O copo de vinho tinha delicado gosto de uvas, ervas e canela. Difícil de decifar. Mas de caráter mágico. Digno dos deuses. Principalmente Eros, Deus do amor. Ou Baco, Deus do vinho. Naquela época de espiritualidade, parecia que o amor, a delicadeza e a poesia, eram bem mais visíveis. E sentidos. Por todos. Homens, mulheres e seres viventes.
Tudo se harmonizava. Tudo se interligava. Como os Planetas do Cosmos, como a energia das mãos que curavam. Como os chacras que se imantavam de uma profunda luz azul, que tudo curava. Inclusive a Terra. A cada amanhecer, novos e coloridos pássaros cantavam. Novas ideias de bondade iam sendo implantadas nos cérebros humanos. Com a única finalidade, de espalhar amor em todos os quadrantes.

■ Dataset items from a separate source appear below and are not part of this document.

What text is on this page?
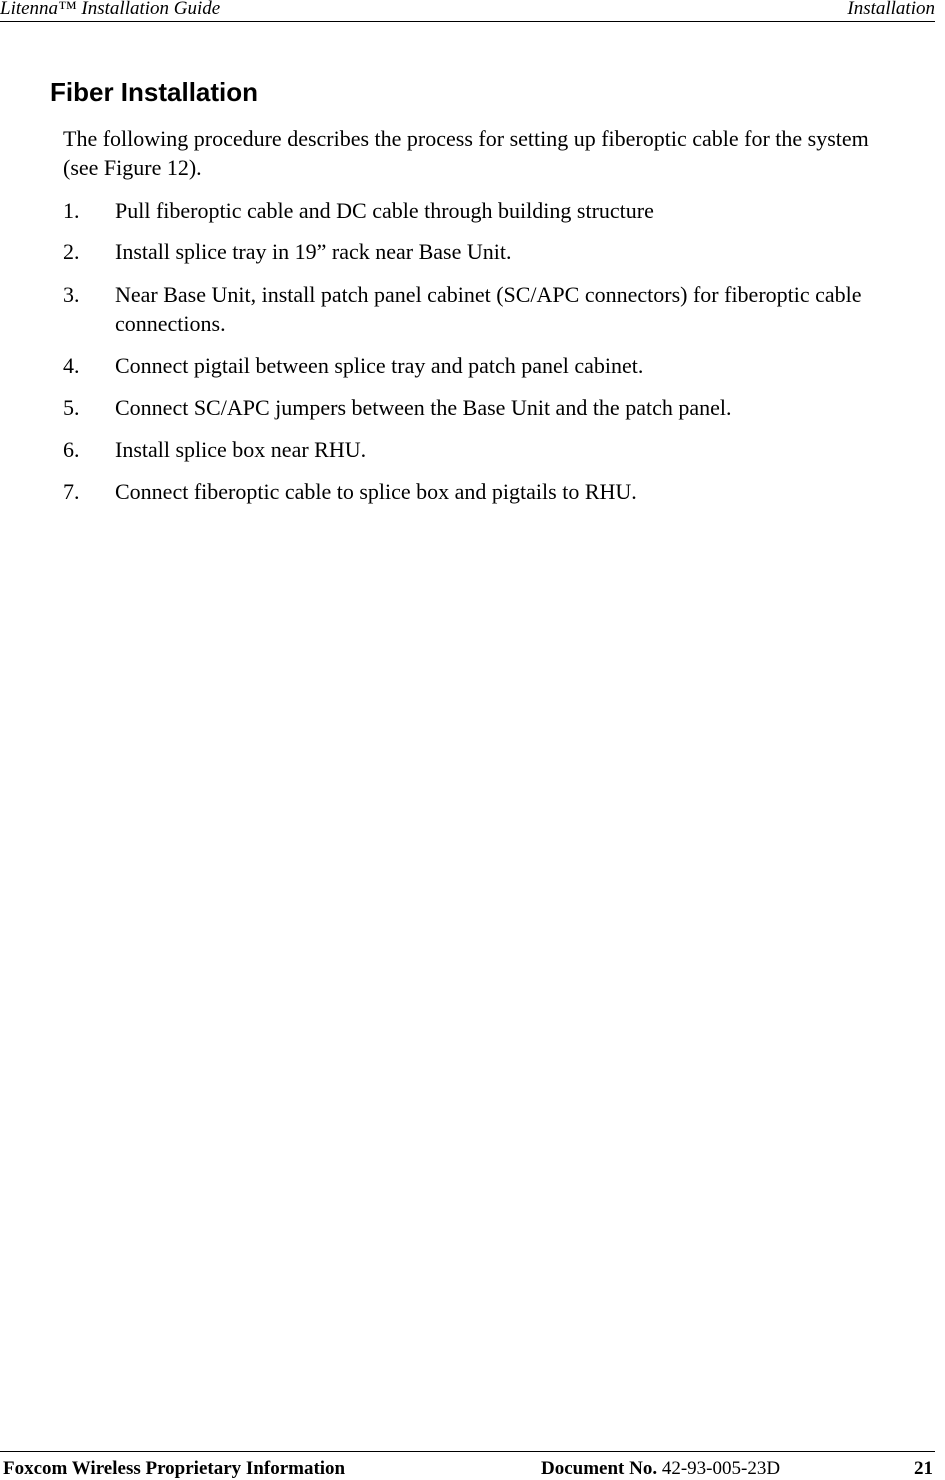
Litenna™ Installation Guide	Installation
Fiber Installation

The following procedure describes the process for setting up fiberoptic cable for the system (see Figure 12).

1. Pull fiberoptic cable and DC cable through building structure
2. Install splice tray in 19” rack near Base Unit.
3. Near Base Unit, install patch panel cabinet (SC/APC connectors) for fiberoptic cable connections.
4. Connect pigtail between splice tray and patch panel cabinet.
5. Connect SC/APC jumpers between the Base Unit and the patch panel.
6. Install splice box near RHU.
7. Connect fiberoptic cable to splice box and pigtails to RHU.
Foxcom Wireless Proprietary Information	Document No. 42-93-005-23D	21
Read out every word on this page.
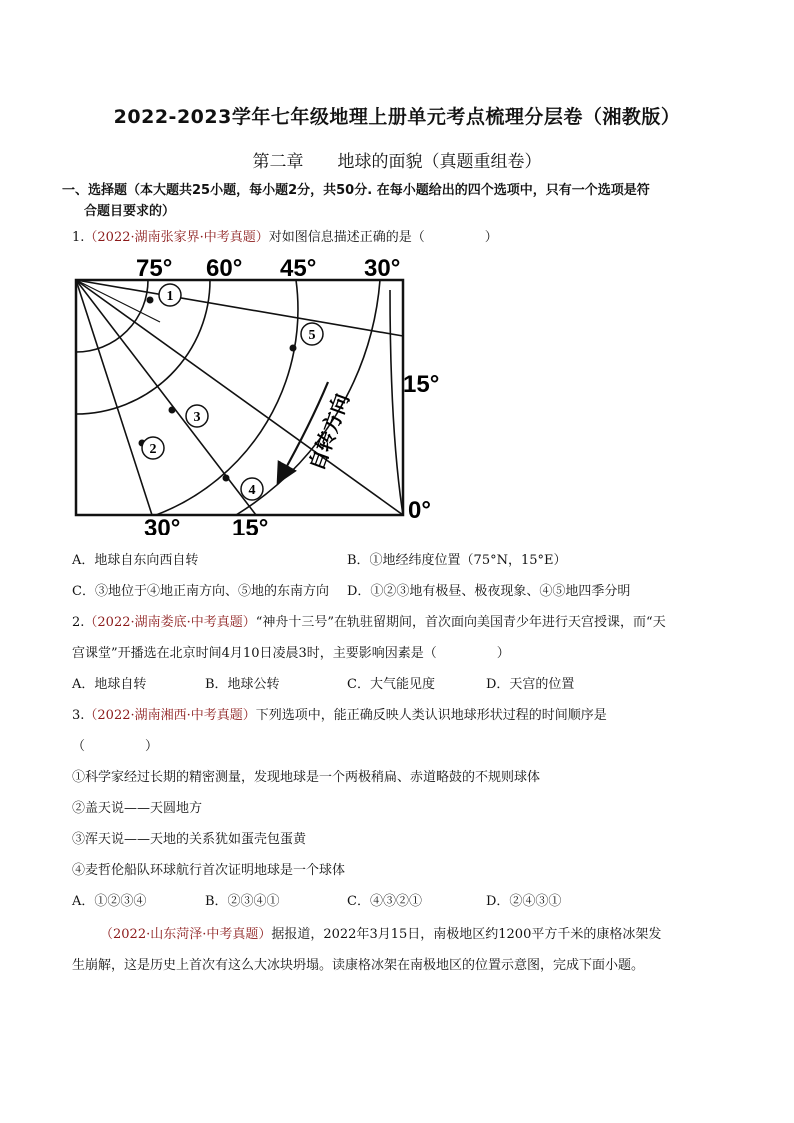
2022-2023学年七年级地理上册单元考点梳理分层卷（湘教版）
第二章 地球的面貌（真题重组卷）
一、选择题（本大题共25小题，每小题2分，共50分. 在每小题给出的四个选项中，只有一个选项是符
合题目要求的）
1.（2022·湖南张家界·中考真题）对如图信息描述正确的是（	）
1
5
3
2
4
75° 60° 45° 30°
15°
30° 15°
0°
自转方向
A．地球自东向西自转	B．①地经纬度位置（75°N，15°E）
C．③地位于④地正南方向、⑤地的东南方向 D．①②③地有极昼、极夜现象、④⑤地四季分明
2.（2022·湖南娄底·中考真题）“神舟十三号”在轨驻留期间，首次面向美国青少年进行天宫授课，而“天
宫课堂”开播选在北京时间4月10日凌晨3时，主要影响因素是（	）
A．地球自转	B．地球公转	C．大气能见度	D．天宫的位置
3.（2022·湖南湘西·中考真题）下列选项中，能正确反映人类认识地球形状过程的时间顺序是
（	）
①科学家经过长期的精密测量，发现地球是一个两极稍扁、赤道略鼓的不规则球体
②盖天说——天圆地方
③浑天说——天地的关系犹如蛋壳包蛋黄
④麦哲伦船队环球航行首次证明地球是一个球体
A．①②③④	B．②③④①	C．④③②①	D．②④③①
（2022·山东菏泽·中考真题）据报道，2022年3月15日，南极地区约1200平方千米的康格冰架发
生崩解，这是历史上首次有这么大冰块坍塌。读康格冰架在南极地区的位置示意图，完成下面小题。
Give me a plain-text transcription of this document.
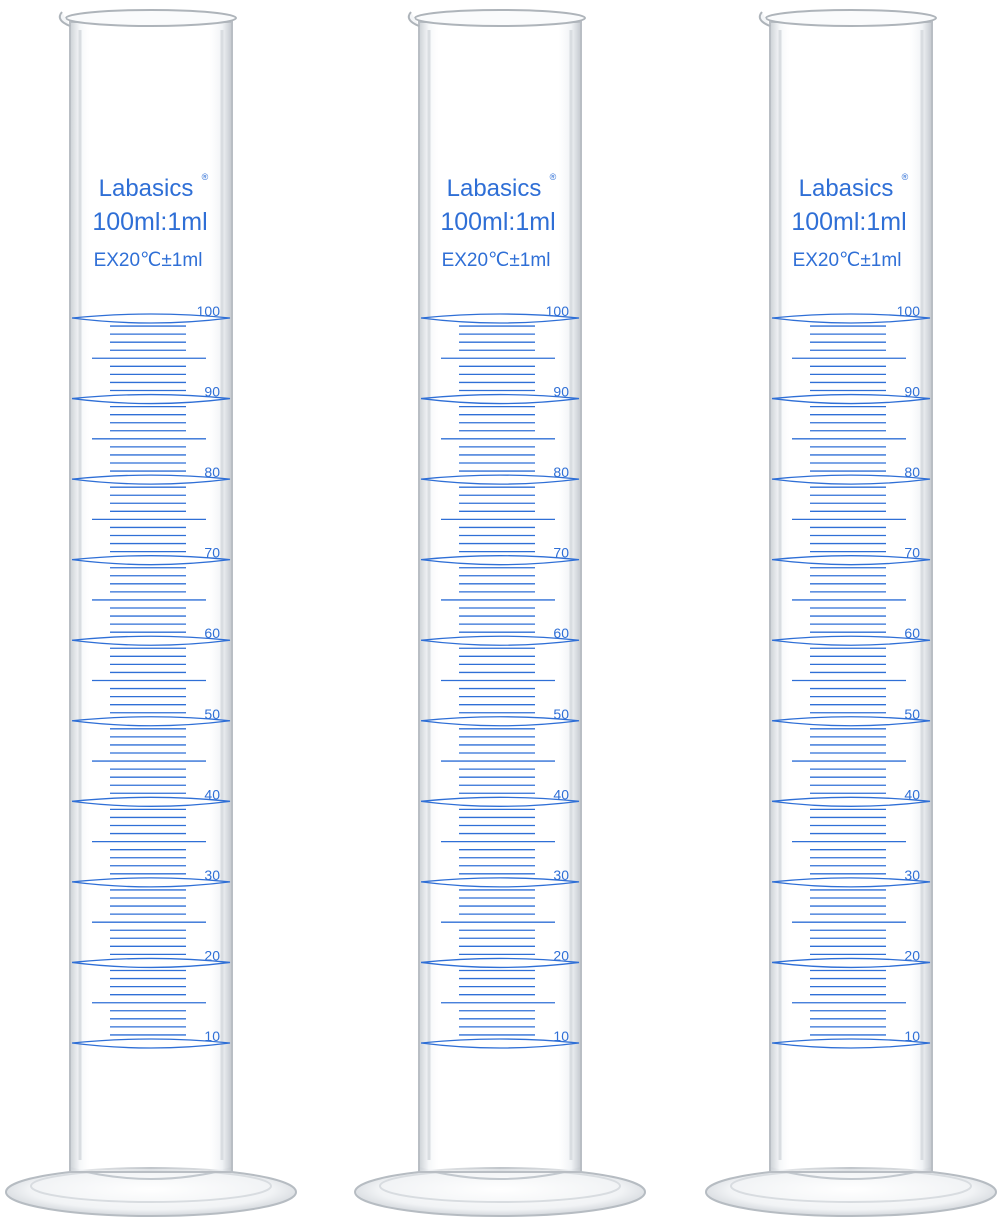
Labasics ®
100ml:1ml
EX20℃±1ml
100
90
80
70
60
50
40
30
20
10
Labasics ®
100ml:1ml
EX20℃±1ml
100
90
80
70
60
50
40
30
20
10
Labasics ®
100ml:1ml
EX20℃±1ml
100
90
80
70
60
50
40
30
20
10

Não era tudo ligado ao sabor do vinho. Mas da representatividade que ele continha. Nascido da terra. Sensação de prazer. Afrodisiaco de prazer carnal. Como deixar de apreciá-lo? Se ele enternecia. Fazia sonhar. Trazia bem-estar e saúde. Iluminava os corações que agora se apaixonavam. Descobria-se a verdadeira felicidade. Contida num momento de encantamento.
Sentados frente a frente puderam finalmente entender hábitos saudáveis. Num tempo de sofrimento que parecia, agora, ser decifrado. Como códigos genéticos, como os mistérios terrenos.E a conjunção extra-física. O copo foi ingerido de gotas em gotas até que saciou a vontade. Como quem conhece o mais intenso prazer. Porque agora, corpo e alma se transfundiam no mais infinito amor.